Dualization

This tutorial was generated using Literate.jl. Download the source as a .jl file.

The purpose of this tutorial is to explain how to use Dualization.jl to improve the performance of some conic optimization models.

There are two important takeaways:

JuMP reformulates problems to meet the input requirements of the solver, potentially increasing the problem size by adding slack variables and constraints.
Solving the dual of a conic model can be more efficient than solving the primal.

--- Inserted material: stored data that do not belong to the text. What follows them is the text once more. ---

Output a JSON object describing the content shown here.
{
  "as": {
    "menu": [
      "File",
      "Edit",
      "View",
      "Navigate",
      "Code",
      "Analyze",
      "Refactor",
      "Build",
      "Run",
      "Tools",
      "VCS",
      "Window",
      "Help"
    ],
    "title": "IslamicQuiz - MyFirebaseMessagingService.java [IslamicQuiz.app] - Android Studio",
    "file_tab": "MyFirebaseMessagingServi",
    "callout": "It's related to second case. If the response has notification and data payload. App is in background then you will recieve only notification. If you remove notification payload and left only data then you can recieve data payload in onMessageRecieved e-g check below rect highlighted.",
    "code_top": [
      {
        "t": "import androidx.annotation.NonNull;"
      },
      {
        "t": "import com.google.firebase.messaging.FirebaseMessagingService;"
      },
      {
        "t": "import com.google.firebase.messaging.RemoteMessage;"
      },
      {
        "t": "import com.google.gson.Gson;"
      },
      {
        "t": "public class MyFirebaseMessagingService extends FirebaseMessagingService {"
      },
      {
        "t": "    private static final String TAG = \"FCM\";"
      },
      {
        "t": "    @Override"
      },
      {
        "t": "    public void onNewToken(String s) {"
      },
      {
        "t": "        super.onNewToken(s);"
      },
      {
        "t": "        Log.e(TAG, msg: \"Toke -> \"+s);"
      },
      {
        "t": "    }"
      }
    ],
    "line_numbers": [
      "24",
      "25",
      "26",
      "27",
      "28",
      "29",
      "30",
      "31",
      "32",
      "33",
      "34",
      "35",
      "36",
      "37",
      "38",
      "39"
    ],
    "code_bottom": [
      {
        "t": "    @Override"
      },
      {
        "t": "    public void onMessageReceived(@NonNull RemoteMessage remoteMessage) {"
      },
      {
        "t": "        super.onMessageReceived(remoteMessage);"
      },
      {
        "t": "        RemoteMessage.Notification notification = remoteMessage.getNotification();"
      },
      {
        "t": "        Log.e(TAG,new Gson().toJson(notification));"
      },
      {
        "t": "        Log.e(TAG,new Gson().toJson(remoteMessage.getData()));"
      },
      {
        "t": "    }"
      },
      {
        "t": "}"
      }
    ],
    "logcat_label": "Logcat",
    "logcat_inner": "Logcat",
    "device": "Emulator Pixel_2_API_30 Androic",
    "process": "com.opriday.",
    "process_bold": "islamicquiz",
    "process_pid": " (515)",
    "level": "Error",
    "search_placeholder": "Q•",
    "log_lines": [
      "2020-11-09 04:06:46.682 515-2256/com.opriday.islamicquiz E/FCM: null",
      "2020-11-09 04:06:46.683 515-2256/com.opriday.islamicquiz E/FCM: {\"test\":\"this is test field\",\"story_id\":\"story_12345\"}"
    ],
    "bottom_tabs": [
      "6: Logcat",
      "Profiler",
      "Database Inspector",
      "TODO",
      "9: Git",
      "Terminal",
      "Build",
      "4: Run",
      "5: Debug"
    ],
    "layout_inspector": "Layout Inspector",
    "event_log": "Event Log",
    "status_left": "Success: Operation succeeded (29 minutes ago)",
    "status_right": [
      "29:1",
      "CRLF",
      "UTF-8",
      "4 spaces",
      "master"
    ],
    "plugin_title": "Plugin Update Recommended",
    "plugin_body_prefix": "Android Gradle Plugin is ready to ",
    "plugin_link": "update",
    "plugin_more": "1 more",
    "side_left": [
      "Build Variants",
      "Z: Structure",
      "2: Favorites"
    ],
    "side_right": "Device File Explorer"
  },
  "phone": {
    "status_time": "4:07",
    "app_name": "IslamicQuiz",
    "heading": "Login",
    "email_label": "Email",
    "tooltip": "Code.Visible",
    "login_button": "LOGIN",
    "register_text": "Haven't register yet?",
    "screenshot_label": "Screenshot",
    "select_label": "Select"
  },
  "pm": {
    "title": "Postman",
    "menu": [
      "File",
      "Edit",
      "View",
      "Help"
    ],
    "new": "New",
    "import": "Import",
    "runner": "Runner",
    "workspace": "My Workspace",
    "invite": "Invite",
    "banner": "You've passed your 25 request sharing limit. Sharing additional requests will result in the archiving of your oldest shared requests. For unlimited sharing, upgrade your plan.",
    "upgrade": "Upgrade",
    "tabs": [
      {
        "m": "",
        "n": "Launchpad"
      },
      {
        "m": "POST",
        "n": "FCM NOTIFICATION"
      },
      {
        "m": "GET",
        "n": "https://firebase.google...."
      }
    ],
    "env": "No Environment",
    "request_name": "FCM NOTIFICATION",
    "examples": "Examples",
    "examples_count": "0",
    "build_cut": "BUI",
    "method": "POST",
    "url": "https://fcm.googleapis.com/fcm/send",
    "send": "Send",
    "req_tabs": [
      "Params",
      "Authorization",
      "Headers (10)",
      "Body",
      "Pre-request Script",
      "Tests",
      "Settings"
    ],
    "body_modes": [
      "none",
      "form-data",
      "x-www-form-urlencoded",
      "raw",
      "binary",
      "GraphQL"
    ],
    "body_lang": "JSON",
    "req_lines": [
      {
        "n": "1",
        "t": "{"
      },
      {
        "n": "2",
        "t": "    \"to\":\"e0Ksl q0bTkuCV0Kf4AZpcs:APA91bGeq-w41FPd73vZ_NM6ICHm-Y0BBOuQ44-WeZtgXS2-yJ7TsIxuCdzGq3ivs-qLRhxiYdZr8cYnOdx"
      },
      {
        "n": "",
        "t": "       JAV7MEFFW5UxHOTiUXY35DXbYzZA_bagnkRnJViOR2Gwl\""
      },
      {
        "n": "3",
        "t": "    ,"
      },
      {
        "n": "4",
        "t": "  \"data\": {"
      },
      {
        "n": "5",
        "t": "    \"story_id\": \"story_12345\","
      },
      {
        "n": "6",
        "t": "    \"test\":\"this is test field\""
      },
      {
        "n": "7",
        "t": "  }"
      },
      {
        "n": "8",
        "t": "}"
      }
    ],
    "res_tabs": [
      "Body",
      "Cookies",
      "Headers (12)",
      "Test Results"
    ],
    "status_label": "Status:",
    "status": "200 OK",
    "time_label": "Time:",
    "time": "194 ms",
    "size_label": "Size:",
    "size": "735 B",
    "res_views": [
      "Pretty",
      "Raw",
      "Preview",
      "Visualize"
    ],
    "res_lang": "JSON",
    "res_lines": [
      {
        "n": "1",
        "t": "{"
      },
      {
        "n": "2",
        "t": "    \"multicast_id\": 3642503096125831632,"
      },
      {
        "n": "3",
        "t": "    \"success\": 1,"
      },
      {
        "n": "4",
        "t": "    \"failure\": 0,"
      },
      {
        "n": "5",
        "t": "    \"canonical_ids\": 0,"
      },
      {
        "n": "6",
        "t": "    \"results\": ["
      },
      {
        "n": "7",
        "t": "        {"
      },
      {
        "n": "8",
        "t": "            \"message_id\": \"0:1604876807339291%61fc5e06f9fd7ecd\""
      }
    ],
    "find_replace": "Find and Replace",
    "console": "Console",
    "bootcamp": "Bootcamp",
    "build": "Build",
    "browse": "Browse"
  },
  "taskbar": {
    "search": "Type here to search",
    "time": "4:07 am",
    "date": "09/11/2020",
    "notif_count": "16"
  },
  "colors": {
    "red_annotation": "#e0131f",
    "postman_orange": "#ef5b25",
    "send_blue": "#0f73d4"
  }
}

Dualization.jl is a package which fixes these problems, allowing you to solve the dual instead of the primal with a one-line change to your code.

Required packages

This tutorial uses the following packages:

using JuMP
import Dualization
import LinearAlgebra
import SCS

Background

Conic optimization solvers typically accept one of two input formulations.

The first is the standard conic form:

\[\begin{align} \min_{x \in \mathbb{R}^n} \; & c^\top x \\ \;\;\text{s.t.} \; & A x = b \\ & x \in \mathcal{K} \end{align}\]

in which we have a set of linear equality constraints $Ax = b$ and the variables belong to a cone $\mathcal{K}$.

The second is the geometric conic form:

\[\begin{align} \min_{x \in \mathbb{R}^n} \; & c^\top x \\ \;\;\text{s.t.} \; & A x - b \in \mathcal{K} \end{align}\]

in which an affine function $Ax - b$ belongs to a cone $\mathcal{K}$ and the variables are free.

It is trivial to convert between these two representations, for example, to go from the geometric conic form to the standard conic form we introduce slack variables $y$:

\[\begin{align} \min_{x \in \mathbb{R}^n} \; & c^\top x \\ \;\;\text{s.t.} \; & \begin{bmatrix}A & -I\end{bmatrix} \begin{bmatrix}x\\y\end{bmatrix} = b \\ & \begin{bmatrix}x\\y\end{bmatrix} \in \mathbb{R}^n \times \mathcal{K} \end{align}\]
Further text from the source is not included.